Half tempted to just start building out OA3.1 stuff to replace those services

This is what I was going to do too. I was just going to write a code generator in Python.

And I don't even know Python. I figured it'd be easier to learn it and use it for text processing than wasting any more time trying to make the sprawling Java "tools" work.

I am planning to autogenerate a set of Java libs from OpenAPI 3.1 definitions in an upcoming project, and so far have assumed it would Just Work. Am I going to have a bad time?
It's hard to say. It may be that the Java ecosystem for it is in good shape. The generator tools are almost all Java, so you might have the best-case scenario.

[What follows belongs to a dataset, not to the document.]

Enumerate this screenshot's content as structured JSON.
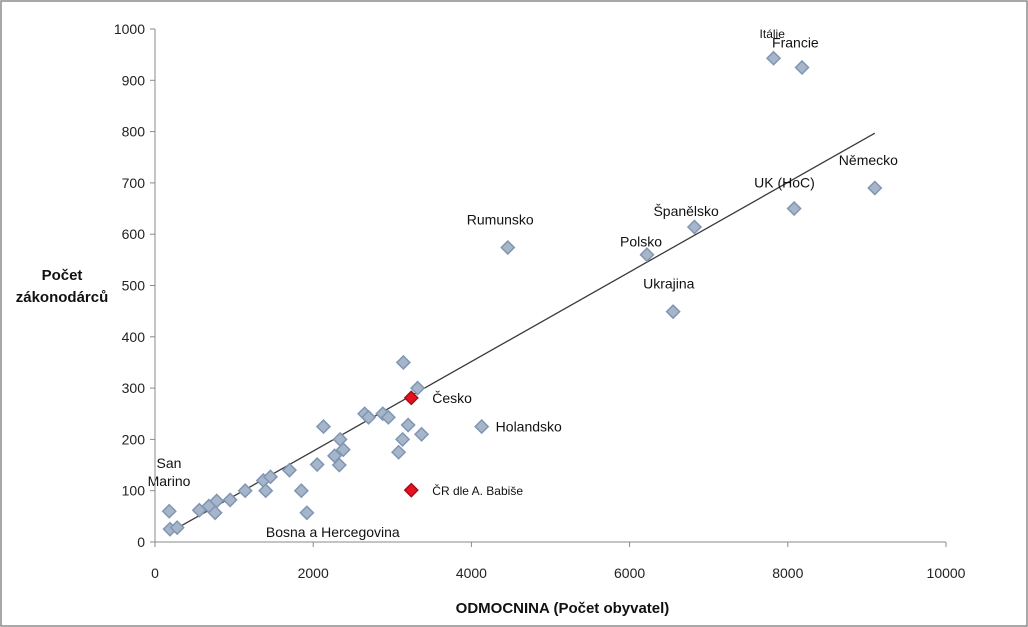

The OpenAPI Generator uses Mustache templates and a plug-in-style design to handle all the different languages and outputs targeting different packages. I was never able to find a succinct document explaining exactly how the processing steps worked or even a catalog of data elements that the generator extracted from your OpenAPI spec document (YAML or JSON). So while there's a lot of talk about creating a custom template, or, if that's not enough, a custom generator... the documentation to do so is very incomplete. The only example I found all discussed making a generator for documentation and not code. Again, not to sound unappreciative, but... that's lame.